The air was as deep and still as a warm pool. She opened the window, admitting a bumblebee that buzzed up and down the sill like a drinker uncertain of his way home from the pub. Smiling, Claire reached for a length of green yarn.
By the time she'd mended several leaves she was mesmerized by her repetitive stitching and by the buzzing of the bee. Only the occasional voice from outside or downstairs jogged her brain out of a timeless, spaceless, fugue state. Until the hair rose on the back of her neck.
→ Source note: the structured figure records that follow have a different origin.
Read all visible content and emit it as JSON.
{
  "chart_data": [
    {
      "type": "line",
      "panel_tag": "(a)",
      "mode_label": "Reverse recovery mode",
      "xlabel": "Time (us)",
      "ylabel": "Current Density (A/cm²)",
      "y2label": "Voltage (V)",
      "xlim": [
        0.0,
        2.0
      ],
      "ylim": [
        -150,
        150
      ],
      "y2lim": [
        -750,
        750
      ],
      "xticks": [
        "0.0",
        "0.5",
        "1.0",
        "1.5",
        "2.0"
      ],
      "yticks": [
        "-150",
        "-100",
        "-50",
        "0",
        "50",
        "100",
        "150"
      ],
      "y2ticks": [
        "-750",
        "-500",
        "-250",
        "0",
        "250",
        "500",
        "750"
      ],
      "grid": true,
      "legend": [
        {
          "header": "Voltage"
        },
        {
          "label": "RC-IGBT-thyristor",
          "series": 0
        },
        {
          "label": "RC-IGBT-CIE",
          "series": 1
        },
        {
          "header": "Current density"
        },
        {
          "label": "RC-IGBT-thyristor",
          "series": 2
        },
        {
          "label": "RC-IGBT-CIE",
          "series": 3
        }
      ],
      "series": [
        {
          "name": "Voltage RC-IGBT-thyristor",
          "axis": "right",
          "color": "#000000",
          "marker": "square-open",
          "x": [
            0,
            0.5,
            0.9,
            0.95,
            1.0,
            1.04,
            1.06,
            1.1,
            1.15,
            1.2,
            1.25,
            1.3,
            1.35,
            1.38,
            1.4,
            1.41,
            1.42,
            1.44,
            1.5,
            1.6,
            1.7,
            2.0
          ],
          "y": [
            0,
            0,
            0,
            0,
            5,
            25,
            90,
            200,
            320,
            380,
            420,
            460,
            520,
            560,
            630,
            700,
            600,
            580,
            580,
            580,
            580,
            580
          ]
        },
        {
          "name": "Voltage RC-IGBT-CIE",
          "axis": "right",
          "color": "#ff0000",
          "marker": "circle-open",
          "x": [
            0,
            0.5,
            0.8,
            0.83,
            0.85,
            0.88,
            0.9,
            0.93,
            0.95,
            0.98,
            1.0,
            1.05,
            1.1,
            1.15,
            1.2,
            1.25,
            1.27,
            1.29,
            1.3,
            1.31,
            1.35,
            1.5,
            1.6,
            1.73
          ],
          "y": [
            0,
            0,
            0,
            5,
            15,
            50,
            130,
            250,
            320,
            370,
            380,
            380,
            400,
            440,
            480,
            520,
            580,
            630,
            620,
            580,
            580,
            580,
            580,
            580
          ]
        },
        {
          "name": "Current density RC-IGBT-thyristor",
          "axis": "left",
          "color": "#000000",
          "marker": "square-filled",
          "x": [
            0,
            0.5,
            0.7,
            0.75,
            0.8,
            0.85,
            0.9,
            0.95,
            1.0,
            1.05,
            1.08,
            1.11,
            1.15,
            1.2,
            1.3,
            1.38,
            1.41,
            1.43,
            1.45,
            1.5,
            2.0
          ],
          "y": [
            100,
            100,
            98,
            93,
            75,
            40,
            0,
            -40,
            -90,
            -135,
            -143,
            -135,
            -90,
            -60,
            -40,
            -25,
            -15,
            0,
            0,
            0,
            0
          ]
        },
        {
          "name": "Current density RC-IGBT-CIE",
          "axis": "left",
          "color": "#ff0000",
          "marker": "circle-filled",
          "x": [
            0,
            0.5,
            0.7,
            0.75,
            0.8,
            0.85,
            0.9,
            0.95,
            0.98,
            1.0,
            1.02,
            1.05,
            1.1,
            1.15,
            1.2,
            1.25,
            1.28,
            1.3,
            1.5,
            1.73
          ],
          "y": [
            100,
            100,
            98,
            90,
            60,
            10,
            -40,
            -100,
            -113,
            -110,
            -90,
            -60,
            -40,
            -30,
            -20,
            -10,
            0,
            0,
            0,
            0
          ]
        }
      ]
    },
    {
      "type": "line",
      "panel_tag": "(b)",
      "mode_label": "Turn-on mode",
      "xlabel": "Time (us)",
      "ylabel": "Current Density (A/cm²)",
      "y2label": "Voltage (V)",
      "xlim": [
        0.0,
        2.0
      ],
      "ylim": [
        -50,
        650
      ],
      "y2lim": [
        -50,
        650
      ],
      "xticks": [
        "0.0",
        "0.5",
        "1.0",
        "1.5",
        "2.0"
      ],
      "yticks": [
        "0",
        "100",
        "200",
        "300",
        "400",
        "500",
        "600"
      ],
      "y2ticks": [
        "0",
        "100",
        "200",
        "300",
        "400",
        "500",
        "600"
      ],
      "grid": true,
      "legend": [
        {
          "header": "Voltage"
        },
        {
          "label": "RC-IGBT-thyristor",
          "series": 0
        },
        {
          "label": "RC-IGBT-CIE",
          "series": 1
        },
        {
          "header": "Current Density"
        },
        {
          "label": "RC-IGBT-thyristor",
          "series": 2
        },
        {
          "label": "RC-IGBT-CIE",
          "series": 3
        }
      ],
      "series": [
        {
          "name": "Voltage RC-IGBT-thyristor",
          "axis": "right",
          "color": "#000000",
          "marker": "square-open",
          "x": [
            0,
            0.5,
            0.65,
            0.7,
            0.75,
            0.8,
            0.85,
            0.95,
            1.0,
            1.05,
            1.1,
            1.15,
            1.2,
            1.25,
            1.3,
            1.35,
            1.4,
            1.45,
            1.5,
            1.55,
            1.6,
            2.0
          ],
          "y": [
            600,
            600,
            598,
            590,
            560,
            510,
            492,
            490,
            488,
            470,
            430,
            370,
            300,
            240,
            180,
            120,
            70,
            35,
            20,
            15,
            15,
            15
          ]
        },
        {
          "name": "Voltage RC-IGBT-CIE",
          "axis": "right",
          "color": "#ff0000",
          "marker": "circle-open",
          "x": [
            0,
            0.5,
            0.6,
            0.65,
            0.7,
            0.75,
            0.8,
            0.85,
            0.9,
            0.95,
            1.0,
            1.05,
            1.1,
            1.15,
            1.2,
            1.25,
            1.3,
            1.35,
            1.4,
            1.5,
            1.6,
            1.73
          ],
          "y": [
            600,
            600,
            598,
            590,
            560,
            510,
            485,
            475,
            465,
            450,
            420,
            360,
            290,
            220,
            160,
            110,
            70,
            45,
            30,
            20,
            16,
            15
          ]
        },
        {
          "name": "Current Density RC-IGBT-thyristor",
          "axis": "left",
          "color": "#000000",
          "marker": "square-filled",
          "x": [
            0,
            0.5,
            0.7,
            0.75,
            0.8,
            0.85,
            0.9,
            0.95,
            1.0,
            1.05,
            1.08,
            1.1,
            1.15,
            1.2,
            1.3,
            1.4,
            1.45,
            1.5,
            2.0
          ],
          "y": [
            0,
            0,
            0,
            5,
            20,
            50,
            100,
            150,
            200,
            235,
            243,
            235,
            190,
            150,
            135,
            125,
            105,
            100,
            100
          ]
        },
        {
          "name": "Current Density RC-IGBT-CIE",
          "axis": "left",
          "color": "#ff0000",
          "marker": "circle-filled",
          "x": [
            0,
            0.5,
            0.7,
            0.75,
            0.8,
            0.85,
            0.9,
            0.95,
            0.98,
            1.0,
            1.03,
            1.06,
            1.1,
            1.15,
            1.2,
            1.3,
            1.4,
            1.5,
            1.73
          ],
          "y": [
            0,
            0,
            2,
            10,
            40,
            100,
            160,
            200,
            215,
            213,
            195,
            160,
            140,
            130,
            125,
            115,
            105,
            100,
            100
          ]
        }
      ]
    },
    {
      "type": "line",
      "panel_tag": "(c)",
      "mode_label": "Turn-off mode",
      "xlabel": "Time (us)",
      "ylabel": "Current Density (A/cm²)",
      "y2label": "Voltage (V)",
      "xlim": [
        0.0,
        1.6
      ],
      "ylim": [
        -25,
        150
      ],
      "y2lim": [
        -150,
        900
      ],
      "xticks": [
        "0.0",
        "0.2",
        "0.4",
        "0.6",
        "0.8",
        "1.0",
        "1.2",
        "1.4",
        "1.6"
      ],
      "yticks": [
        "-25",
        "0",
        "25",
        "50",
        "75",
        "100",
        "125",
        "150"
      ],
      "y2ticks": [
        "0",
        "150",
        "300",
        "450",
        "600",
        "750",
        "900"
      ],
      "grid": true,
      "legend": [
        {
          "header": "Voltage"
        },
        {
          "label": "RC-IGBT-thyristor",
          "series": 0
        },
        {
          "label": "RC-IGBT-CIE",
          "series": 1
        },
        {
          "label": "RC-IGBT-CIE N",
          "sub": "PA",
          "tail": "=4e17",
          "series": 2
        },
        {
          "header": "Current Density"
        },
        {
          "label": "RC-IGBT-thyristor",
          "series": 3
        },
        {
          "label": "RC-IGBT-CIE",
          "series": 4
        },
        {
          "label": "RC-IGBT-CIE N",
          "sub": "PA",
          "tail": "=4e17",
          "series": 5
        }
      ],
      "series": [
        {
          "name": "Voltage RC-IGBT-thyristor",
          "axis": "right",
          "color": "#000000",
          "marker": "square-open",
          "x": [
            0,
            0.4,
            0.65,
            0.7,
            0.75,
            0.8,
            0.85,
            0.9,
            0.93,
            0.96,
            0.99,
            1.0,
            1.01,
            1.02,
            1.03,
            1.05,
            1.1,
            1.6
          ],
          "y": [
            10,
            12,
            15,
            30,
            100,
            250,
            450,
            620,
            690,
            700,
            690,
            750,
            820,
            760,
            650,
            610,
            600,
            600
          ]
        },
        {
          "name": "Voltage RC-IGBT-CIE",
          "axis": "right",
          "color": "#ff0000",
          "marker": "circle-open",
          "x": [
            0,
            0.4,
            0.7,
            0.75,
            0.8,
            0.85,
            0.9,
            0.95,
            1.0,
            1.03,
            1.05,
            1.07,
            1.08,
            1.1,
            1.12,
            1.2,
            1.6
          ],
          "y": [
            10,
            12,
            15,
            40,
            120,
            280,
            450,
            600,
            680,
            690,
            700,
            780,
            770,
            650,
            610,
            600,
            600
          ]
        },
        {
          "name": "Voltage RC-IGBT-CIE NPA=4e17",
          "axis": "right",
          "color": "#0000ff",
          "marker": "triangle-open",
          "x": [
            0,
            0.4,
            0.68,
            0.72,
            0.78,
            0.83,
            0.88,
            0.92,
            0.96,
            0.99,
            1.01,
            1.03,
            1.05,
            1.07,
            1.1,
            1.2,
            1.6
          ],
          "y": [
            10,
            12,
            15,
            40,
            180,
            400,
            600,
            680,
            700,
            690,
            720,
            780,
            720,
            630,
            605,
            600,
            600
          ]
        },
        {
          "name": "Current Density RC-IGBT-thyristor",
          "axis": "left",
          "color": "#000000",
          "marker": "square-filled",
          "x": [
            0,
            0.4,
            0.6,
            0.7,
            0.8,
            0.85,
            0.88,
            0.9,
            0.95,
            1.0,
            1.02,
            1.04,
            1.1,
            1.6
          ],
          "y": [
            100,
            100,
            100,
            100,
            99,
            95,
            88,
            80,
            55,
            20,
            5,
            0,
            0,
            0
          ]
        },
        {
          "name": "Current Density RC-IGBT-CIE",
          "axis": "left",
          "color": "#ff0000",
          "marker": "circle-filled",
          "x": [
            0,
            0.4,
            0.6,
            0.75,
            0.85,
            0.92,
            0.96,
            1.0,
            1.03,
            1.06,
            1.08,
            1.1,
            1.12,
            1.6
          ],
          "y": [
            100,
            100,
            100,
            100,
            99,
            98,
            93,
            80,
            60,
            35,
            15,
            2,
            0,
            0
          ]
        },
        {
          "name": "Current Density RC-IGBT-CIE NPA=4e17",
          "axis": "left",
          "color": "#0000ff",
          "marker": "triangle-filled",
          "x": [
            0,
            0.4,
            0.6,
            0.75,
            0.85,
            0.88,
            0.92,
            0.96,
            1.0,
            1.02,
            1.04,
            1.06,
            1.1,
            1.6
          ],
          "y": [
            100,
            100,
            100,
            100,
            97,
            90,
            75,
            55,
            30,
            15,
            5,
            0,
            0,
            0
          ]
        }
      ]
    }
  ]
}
In spite of the warm day, she felt a distinct chill. Every nerve suddenly alert, she glanced toward the far doorway. Nothing. Or was it nothing? She might be seeing a reflection of the sunlight through the windows of the high great chamber next door, a sinuous shimmer in the air. And yet she could swear the shimmer had a shape. Long skirts and puffed sleeves sketched themselves in light upon nothingness. A faint rustle of cloth tickled her ears as the shape moved in utter silence down the room toward the far door. She caught a whiff of some kind of pomander, a floral fragrance much lighter than the scents of earth and mothballs. Her hands, her head, her body felt like dry ice, steaming into the afternoon warmth.
She blinked. Nothing was there.
Oh wow.
Melinda had mentioned a ghost. She hadn't been joking or trying out some plot twist for her book. There was something there. Someone. Elizabeth Spenser?
Steady footsteps came from behind her. Claire spun around. Alec came pacing down the gallery as calmly as he'd pace down the sidewalk outside. “Oh, well then,” he said, as though it was seeing Claire that was startling. “How're you getting on?"
Did you see that?
she wanted to ask. He must've just missed it. “Ah—er—fine, thanks."
He walked on by and disappeared out the far door. More footsteps rang across the high great chamber. Richard walked briskly through the door. He halted at her elbow and started inspecting the needlework canvas.
Claire forced herself to take a stitch and then another. Warmth rushed into her face and hands.
So,
she imagined saying,
tell me about the ghost.
But that was one question she wasn't sure she wanted answered. She'd almost dozed off, yes. She hadn't dreamed that unworldly presence. Apparently Melinda hadn't dreamed it up, either.